# Golang Concurrency #1 - Concurrency vs Parallelism

**Concurrency** = dealing with multiple things at once **Parallelism** = doing multiple things at once

**Concurrency** is about *structure*, which is how you organize your program to handle multiple tasks. It's like a juggler keeping multiple balls in the air. The juggler doesn't throw all the balls at once but manages them in a way that looks simultaneous.

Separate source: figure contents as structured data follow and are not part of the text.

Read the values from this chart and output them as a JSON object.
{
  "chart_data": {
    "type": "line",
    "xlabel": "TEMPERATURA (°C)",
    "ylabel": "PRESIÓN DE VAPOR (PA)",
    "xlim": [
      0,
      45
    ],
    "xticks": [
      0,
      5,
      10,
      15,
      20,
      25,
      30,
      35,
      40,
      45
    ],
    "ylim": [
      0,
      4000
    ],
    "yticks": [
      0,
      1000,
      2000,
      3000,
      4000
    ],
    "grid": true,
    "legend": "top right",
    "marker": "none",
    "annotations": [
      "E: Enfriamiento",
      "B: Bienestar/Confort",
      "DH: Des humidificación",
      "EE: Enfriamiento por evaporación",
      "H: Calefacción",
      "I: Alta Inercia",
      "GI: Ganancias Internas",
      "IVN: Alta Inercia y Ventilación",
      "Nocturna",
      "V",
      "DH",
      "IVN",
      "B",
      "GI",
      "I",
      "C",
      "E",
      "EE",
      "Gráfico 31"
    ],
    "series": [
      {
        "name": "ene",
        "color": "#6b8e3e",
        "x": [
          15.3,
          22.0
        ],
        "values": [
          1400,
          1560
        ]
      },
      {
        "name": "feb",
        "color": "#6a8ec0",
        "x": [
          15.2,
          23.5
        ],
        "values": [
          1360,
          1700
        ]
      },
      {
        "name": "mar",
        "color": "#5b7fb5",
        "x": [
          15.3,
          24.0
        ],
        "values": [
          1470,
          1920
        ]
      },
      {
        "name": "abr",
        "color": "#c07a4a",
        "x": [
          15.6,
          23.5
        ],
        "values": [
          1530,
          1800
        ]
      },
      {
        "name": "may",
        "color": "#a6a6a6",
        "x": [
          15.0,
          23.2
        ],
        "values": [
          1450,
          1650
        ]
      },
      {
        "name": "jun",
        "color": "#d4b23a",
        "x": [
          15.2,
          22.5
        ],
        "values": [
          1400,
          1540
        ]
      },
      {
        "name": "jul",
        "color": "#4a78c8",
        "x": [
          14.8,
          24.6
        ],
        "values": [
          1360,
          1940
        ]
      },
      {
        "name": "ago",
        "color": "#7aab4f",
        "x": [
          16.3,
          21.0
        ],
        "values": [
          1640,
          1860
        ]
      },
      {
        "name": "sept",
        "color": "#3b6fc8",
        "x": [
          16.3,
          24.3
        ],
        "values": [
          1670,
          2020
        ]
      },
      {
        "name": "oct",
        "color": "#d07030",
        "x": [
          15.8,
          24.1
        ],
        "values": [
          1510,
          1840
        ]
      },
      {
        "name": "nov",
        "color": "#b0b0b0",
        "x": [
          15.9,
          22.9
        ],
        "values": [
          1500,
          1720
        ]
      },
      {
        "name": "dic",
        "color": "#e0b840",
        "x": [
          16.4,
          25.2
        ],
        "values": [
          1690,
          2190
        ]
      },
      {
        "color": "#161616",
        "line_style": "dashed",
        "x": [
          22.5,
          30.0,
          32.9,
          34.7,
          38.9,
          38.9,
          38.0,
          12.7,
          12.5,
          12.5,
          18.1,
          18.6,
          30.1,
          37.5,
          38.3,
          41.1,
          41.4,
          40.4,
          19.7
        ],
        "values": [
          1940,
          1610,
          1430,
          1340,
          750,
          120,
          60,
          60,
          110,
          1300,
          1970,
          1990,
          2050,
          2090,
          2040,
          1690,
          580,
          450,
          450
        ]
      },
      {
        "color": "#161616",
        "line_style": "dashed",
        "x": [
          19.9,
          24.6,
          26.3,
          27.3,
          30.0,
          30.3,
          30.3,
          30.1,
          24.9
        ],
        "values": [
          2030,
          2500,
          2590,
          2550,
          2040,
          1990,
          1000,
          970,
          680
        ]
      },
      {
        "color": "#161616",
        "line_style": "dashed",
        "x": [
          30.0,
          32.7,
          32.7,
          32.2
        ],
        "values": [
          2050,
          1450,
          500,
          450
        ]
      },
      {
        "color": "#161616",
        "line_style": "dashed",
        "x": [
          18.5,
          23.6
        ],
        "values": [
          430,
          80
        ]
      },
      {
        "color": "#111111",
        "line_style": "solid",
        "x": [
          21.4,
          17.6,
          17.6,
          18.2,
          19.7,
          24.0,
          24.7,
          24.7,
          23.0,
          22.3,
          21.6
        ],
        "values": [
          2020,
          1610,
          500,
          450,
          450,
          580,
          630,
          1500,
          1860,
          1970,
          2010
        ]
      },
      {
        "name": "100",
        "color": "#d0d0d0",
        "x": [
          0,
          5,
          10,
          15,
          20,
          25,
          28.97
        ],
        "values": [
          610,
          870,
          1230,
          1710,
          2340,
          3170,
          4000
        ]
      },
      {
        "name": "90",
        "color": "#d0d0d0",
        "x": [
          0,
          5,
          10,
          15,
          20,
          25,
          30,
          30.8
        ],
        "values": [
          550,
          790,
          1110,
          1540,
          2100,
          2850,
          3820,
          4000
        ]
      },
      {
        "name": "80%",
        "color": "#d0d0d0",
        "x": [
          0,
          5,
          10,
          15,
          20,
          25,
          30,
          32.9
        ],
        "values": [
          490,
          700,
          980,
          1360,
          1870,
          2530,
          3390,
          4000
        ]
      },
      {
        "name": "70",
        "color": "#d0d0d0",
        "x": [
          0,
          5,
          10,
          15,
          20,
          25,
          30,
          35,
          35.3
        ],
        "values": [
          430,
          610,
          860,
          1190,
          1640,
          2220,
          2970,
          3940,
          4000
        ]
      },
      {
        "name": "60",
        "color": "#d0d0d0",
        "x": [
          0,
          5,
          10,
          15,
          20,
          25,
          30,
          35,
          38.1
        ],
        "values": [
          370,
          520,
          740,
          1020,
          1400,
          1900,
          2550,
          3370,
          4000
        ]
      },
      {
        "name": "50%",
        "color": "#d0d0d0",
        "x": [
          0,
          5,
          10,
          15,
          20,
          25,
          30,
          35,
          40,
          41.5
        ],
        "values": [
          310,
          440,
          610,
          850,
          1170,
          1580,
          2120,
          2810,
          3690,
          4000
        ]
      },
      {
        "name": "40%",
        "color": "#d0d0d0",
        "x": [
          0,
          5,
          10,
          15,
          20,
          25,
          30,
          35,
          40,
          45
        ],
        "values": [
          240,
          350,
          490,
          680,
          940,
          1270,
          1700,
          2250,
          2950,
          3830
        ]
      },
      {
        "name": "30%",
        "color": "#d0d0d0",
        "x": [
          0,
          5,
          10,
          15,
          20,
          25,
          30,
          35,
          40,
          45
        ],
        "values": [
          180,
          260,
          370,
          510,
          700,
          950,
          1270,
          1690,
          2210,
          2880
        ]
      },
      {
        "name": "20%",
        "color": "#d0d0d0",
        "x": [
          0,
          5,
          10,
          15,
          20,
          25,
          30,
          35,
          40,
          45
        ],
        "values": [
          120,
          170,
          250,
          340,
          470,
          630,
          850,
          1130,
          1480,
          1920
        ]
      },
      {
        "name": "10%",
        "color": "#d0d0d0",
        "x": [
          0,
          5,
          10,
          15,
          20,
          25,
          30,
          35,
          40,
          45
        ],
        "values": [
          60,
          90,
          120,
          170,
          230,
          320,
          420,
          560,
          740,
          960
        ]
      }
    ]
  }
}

**Parallelism** is about *execution*, running multiple tasks at the same time. It's like having multiple jugglers, each throwing their own balls.

**Real examples:**

**Concurrency without parallelism:**

* Single-core CPU running multiple programs
    
* One waiter serving multiple restaurant tables
    
* Go program with 1000 goroutines on a single CPU core
    

**Parallelism:**

* Multi-core CPU where each core runs different tasks
    
* Multiple waiters each serving different tables
    
* Go program with goroutines spread across multiple CPU cores
    

**Key insight:** You can have concurrency without parallelism, but you can't have parallelism without concurrency.

**In Go:**

* Goroutines provide concurrency
    
* Go runtime decides if/how to use parallelism across CPU cores
    
* You write concurrent code, Go handles the parallel execution
    

Think of it this way: concurrency is about handling multiple tasks, and parallelism is about performing multiple tasks. Go allows you to write concurrent programs that the runtime can execute in parallel when it is beneficial.